Journaliste. En charge de la rubrique Futur du travail chez Alliancy.fr. Co-autrice du livre “Ils font l’économie : 40 parcours d’entrepreneurs audacieux” - Éditions De Boeck.

Stratégie, opérationnel, reporting, RH : dans certaines entreprises, on demande aux managers de cumuler les casquettes, au point de réduire à néant le temps accordé… au management ! Alors, la polyvalence a-t-elle toujours tout bon ?
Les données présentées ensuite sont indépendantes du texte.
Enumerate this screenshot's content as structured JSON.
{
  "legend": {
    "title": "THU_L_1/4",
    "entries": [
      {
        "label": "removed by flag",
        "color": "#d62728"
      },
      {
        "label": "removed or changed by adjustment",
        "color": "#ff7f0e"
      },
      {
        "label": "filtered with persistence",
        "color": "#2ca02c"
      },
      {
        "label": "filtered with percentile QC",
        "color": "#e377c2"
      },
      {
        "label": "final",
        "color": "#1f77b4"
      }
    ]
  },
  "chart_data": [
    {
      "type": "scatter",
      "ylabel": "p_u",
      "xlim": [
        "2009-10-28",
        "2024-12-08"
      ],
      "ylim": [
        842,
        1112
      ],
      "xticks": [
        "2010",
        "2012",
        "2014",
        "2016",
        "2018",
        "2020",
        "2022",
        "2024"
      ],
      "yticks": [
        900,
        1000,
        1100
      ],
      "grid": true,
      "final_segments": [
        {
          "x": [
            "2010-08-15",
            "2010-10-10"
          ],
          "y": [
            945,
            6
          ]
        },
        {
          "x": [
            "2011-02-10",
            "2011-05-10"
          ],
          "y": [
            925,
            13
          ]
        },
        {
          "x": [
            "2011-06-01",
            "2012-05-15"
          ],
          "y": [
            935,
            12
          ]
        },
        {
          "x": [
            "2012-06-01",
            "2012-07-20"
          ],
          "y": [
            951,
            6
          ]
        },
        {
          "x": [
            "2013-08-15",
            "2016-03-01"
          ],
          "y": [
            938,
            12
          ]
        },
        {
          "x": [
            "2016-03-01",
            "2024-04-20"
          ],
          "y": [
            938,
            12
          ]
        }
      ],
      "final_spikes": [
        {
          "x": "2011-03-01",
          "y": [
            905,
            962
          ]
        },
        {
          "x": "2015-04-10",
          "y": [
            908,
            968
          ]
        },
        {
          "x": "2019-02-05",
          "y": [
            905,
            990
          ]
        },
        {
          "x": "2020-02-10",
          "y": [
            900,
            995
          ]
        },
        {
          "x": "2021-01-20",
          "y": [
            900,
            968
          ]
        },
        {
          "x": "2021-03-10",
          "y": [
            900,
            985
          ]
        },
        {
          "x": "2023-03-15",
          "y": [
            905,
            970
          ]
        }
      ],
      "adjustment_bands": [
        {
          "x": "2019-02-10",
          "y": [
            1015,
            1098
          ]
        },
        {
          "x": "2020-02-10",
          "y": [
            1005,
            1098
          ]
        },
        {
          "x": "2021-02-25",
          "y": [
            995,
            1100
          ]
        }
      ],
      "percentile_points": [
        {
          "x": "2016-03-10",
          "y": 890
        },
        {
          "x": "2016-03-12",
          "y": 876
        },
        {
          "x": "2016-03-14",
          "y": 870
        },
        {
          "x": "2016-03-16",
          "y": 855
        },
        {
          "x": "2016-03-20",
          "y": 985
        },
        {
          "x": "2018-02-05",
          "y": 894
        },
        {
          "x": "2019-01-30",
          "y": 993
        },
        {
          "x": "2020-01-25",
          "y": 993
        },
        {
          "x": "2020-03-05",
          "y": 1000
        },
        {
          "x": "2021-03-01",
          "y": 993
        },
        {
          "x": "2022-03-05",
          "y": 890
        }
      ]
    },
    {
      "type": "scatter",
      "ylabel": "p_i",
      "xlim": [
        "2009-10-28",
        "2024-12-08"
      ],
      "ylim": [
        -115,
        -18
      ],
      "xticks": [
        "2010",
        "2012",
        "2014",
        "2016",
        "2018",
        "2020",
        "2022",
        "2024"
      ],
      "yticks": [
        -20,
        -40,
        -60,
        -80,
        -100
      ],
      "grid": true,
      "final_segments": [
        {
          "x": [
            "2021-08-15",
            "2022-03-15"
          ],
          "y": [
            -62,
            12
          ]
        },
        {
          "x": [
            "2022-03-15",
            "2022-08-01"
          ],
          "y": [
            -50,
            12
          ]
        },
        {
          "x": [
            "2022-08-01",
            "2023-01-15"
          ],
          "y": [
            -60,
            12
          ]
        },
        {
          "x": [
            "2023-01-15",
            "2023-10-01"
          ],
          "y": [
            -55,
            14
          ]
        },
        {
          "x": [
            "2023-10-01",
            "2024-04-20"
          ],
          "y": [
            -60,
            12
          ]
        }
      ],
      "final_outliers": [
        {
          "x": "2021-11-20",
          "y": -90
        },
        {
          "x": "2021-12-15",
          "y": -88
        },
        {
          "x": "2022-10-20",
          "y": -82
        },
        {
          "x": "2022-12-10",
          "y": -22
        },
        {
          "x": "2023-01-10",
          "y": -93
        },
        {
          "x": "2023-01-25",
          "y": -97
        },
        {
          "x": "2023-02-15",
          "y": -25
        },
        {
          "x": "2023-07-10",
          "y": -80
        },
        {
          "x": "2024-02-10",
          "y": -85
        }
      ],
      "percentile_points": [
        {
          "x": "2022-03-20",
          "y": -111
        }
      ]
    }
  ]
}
La pandémie et ses confinements ont mis les DRH au premier plan, a-t-on souvent entendu. Certes, il a fallu gérer le basculement en télétravail, les recrutements à distance, les nouveaux modes d’organisation hybride… Mais une autre figure s’est retrouvée projetée sur le devant de la scène : celle du manager, dont on entend moins parler. Sans doute parce que ses contours sont plus flous – et surtout, parce qu’il a pris de longue date l’habitude de jouer les équilibristes. Le manager est une « courroie de transmission » sur laquelle beaucoup d’éléments reposent. Il est indispensable au bon fonctionnement de l’entreprise – les structures qui ont envisagé de le faire disparaître, comme Zappos, sont généralement revenues sur leurs pas. Et cependant on lui affecte un rôle ingrat, très variable : sur un spectre large qui court du gendarme au coach. Il est accoutumé à exercer entre le marteau (la direction) et l’enclume (les équipes). À ce qu’on lui demande simultanément de donner plus d’autonomie à ses collaborateurs et de retenir les talents – combien de fois avez-vous entendu que 50 % des démissions sont dues à une mésentente avec le N+1 ?

Le phénomène a pris une telle ampleur que les « managers à cinq pattes », celles et ceux qui sont au four et au moulin, et n’ont même plus le temps de manager, se sont multipliés. Est-ce propre à des secteurs, tailles ou modèles d’entreprises en particulier ? Quelles sont les conséquences de cette schizophrénie professionnelle sur le travail et la santé des managers ? En bref, pour faire du bon management, faut-il en faire à plein temps ? Trois experts apportent leurs réponses : Suzy Canivenc, enseignante-chercheuse en communication et management, Yannick Dherbecourt, directeur de la practice « Accélération digitale » d’Orange Consulting, et Caroline Londe, Senior Manager en transformation des organisations et coaching.

Les entreprises « innovantes », des fabriques de managers à cinq pattes ?

« On constate une évolution profonde du rôle de manager : du contrôle et de l’encadrement, vers la facilitation et le soutien », indique Suzy Canivenc. Et cette spécialiste de la communication organisationnelle sait de quoi elle parle. En 2022, elle a publié l’ouvrage Les nouveaux modes de management et d’organisation : innovation ou effet de mode ?. Elle y explore des pratiques et concepts dont on entend de plus en plus parler, comme l’entreprise libérée, l’organisation opale et la gouvernance partagée. Alors que pense-t-elle du « manager à cinq pattes » ? Dans un monde du travail où la « polyvalence » est reine – et synonyme d’économies pour les entreprises –, est-ce un modèle voué à s’installer ou à disparaître ?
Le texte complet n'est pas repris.